Iain Dale is very admiring of William Hague – and it is fair to say that the bald one did a brilliant rabble rouser yesterday.
But one issue troubled me. Hague is the Shadow Foreign Secretary. And, as per usual, there has been a lot of “foreign stuff” going on over the past few months, not least of all everything that has been happening in Lebanon, Iraq and Afghanistan. Yet, did he actually mention any of this in his speech? At all? No, instead he just did a crowd pleaser, bashing Prescott and Brown ad nauseum.
It isn’t as if he was the only person available to speak on the subject of his speech either – indeed, it was exactly the same subject as that of his Party leader’s an hour or so later.
It is true to say that there will be a debate on foreign affairs later in the week, but that didn’t stop David Davis from sending everyone to sleep speaking about crime in his speech before.

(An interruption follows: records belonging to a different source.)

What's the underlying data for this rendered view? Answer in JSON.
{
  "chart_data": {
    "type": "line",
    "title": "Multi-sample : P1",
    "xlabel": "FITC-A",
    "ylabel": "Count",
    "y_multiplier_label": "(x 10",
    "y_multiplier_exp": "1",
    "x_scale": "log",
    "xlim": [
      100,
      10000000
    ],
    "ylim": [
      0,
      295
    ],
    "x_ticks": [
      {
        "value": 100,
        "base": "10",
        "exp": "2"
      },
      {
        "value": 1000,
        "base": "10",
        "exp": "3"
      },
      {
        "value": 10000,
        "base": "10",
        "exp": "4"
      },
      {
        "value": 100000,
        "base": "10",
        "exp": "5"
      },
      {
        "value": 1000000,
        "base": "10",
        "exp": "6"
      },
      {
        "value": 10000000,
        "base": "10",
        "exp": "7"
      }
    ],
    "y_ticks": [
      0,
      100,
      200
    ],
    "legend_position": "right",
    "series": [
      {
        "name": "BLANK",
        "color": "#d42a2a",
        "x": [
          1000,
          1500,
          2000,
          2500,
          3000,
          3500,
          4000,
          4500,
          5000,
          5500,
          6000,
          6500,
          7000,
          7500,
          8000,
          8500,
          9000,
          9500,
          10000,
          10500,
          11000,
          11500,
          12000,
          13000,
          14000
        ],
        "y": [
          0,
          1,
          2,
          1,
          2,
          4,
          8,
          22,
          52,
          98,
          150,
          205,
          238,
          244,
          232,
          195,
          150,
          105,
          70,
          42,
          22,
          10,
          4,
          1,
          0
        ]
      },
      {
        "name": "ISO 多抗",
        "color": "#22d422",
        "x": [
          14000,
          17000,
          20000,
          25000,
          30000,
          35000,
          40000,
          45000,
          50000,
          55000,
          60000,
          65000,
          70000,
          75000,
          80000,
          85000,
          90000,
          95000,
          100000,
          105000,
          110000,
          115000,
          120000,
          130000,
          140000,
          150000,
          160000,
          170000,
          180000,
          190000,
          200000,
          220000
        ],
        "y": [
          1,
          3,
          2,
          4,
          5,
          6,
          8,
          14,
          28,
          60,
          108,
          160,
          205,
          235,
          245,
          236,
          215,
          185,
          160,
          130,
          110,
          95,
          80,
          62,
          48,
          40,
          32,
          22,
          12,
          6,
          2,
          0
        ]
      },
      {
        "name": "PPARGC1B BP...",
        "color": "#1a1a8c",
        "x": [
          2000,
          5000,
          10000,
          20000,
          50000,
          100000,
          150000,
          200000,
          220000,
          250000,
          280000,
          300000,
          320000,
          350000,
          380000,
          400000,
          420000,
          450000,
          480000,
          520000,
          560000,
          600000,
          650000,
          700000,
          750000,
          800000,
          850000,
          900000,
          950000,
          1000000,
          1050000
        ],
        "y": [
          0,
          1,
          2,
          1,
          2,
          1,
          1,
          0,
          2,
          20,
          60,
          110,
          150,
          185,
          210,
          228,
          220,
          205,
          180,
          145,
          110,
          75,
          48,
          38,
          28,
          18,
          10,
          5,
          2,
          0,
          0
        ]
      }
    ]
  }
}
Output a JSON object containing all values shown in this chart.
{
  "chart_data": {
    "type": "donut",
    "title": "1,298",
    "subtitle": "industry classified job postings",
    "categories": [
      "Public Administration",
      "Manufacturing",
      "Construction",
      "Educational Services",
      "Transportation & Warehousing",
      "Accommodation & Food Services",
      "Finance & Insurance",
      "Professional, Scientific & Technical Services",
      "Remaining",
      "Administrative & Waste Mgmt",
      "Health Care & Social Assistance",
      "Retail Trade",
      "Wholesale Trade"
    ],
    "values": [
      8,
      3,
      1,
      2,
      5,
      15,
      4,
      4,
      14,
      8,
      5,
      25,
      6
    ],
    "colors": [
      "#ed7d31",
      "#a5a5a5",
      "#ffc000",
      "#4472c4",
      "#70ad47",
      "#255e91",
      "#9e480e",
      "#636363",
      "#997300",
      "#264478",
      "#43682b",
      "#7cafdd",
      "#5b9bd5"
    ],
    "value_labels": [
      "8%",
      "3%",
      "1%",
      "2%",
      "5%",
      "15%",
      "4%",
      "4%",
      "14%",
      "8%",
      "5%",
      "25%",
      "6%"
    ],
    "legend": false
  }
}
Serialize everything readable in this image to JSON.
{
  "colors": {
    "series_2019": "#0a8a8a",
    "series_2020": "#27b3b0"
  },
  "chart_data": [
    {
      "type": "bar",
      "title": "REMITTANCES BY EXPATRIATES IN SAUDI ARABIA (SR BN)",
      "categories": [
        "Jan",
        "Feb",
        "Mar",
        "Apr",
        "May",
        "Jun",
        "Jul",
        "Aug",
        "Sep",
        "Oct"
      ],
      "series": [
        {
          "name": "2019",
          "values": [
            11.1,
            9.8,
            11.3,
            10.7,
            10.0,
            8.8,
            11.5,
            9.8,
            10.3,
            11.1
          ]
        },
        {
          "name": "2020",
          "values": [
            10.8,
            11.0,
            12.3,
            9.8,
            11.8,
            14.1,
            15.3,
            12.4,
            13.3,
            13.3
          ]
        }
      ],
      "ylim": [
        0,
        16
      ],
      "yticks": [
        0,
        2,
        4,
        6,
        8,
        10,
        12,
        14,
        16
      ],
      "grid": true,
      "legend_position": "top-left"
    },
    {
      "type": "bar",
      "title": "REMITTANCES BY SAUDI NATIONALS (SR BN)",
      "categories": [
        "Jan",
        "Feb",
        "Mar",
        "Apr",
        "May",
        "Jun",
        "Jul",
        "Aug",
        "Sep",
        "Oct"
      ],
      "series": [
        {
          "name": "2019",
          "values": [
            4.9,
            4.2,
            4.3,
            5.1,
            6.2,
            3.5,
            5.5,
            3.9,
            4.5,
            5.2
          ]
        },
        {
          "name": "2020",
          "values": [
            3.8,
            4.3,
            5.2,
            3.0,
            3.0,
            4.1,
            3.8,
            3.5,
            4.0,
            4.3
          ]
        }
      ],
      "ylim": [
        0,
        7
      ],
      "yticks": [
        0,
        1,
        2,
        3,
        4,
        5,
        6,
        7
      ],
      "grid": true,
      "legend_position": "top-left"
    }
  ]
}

One can’t help but get the feeling that the reason Hague didn’t refer to his brief in his speech is that he doesn’t really have that much to say on the matter. For all his attacks on Labour, the truth of the matter is that you would struggle to get a fag paper between him and Blair on foreign affairs matters. And of course there was Hague’s personal elephant in the room: his handling of Cameron’s pledge to pull out of the EPP. Will anyone actually address this issue at all this week?
The Tories’ strategy for the past year has been to shout a lot about “change” as an excuse for not having an policies. From the media coverage I’ve seen, that’s already starting to wear thin. They’re boost in the polls, while in the right direction, hasn’t been enough to make them start looking like a party of government and now it looks like the honeymoon period is wearing off. And as for all this sleaze stuff…
If I were a Tory I’d be starting to get a little twitchy. If the wheels haven’t come off the wagon yet, they’re certainly starting to look wobbly.
James, you are on the wrong track here. Davis talked about Crime in his speech yesterdayt but the one on Sunday hardly mentioned it. William will be talking about foreign affairs in his main conference speech tomorrow.